Editor's Note (September 7, 2018): This post refers to X-Pack. Starting with the 6.3 release, the X-Pack code is now open and fully integrated as features into the Elastic Stack.

TLDR; This blog post will outline how to efficiently write, execute, and debug watches. This will be useful if you are writing your own watches or if you have to debug watches written by your colleagues.

## The correct workflow

A watch is the unit of work for the alerting features in X-Pack. A watch contains information on where to get data from that could trigger the alert, a condition to trigger upon, which actions to take when that condition holds true, and how often the watch should be executed. Let’s say we want to add a watch to our system and see if it triggers how we want it to. Let's go with the most simple watch we can imagine:

PUT _xpack/watcher/watch/my-watch
{
"trigger" : {
"schedule" : {
"interval": "5m"
}
},
"input" : {
"simple" : {
"foo": "bar"
}
},
"actions" : {
"log-me-action" : {
"logging"  : {
}
}
}
}


This is the most barebones watch. We have to define a trigger, an input and a single action. If you do not specify a condition, an always condition will be used, so the actions are always executed.

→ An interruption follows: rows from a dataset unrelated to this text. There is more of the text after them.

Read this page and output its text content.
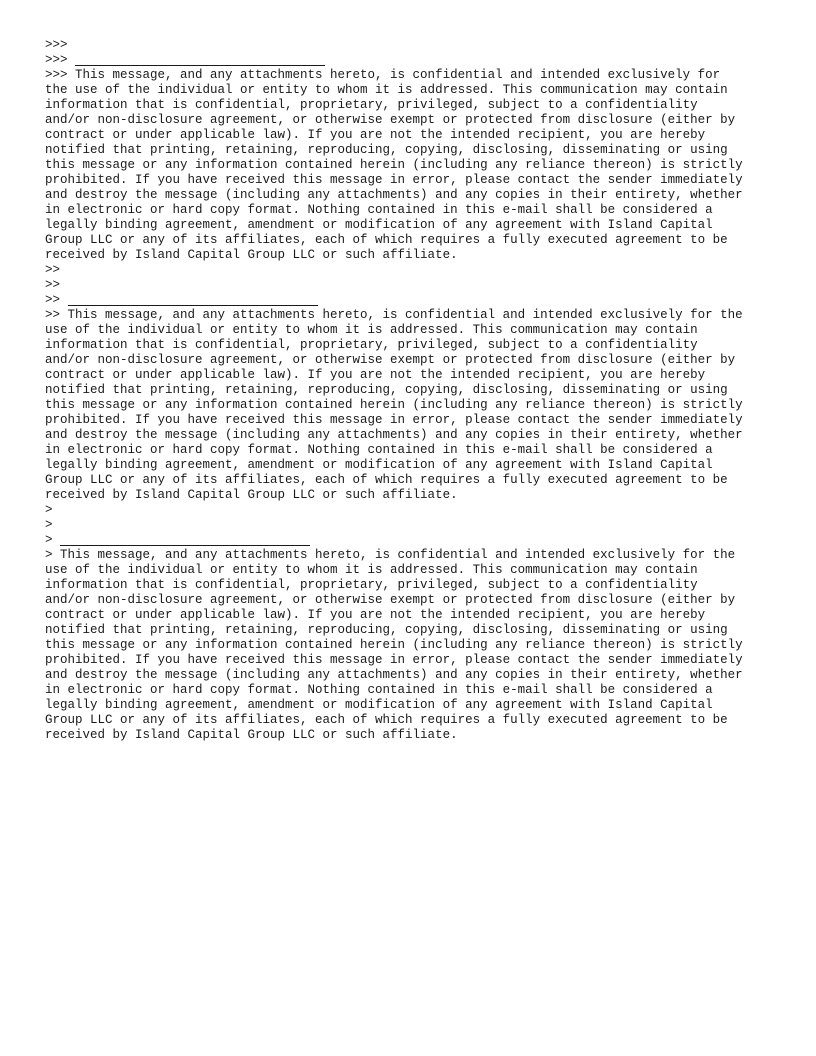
>>>
>>>
>>> This message, and any attachments hereto, is confidential and intended exclusively for
the use of the individual or entity to whom it is addressed. This communication may contain
information that is confidential, proprietary, privileged, subject to a confidentiality
and/or non-disclosure agreement, or otherwise exempt or protected from disclosure (either by
contract or under applicable law). If you are not the intended recipient, you are hereby
notified that printing, retaining, reproducing, copying, disclosing, disseminating or using
this message or any information contained herein (including any reliance thereon) is strictly
prohibited. If you have received this message in error, please contact the sender immediately
and destroy the message (including any attachments) and any copies in their entirety, whether
in electronic or hard copy format. Nothing contained in this e-mail shall be considered a
legally binding agreement, amendment or modification of any agreement with Island Capital
Group LLC or any of its affiliates, each of which requires a fully executed agreement to be
received by Island Capital Group LLC or such affiliate.
>>
>>
>>
>> This message, and any attachments hereto, is confidential and intended exclusively for the
use of the individual or entity to whom it is addressed. This communication may contain
information that is confidential, proprietary, privileged, subject to a confidentiality
and/or non-disclosure agreement, or otherwise exempt or protected from disclosure (either by
contract or under applicable law). If you are not the intended recipient, you are hereby
notified that printing, retaining, reproducing, copying, disclosing, disseminating or using
this message or any information contained herein (including any reliance thereon) is strictly
prohibited. If you have received this message in error, please contact the sender immediately
and destroy the message (including any attachments) and any copies in their entirety, whether
in electronic or hard copy format. Nothing contained in this e-mail shall be considered a
legally binding agreement, amendment or modification of any agreement with Island Capital
Group LLC or any of its affiliates, each of which requires a fully executed agreement to be
received by Island Capital Group LLC or such affiliate.
>
>
>
> This message, and any attachments hereto, is confidential and intended exclusively for the
use of the individual or entity to whom it is addressed. This communication may contain
information that is confidential, proprietary, privileged, subject to a confidentiality
and/or non-disclosure agreement, or otherwise exempt or protected from disclosure (either by
contract or under applicable law). If you are not the intended recipient, you are hereby
notified that printing, retaining, reproducing, copying, disclosing, disseminating or using
this message or any information contained herein (including any reliance thereon) is strictly
prohibited. If you have received this message in error, please contact the sender immediately
and destroy the message (including any attachments) and any copies in their entirety, whether
in electronic or hard copy format. Nothing contained in this e-mail shall be considered a
legally binding agreement, amendment or modification of any agreement with Island Capital
Group LLC or any of its affiliates, each of which requires a fully executed agreement to be
received by Island Capital Group LLC or such affiliate.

Now you have two choices. First, you could wait for the scheduled execution run to check if everything works as expected. This, however, would make your testing cycle viciously slow, so you should not do that. Instead you could use the Execute Watch API to execute the watch manually like this:

POST _xpack/watcher/watch/my-watch/_execute


You will get a longish output that shows the execution path of the watch. In this case, it will simply return the configured input. However, a search or a webhook might return the HTTP response from the destination host. You will see information if the condition was met, and lastly you will see for each action, if it was executed and its return value. This entry is exactly the same as the one that is stored in the watch history, when the watch is triggered automatically.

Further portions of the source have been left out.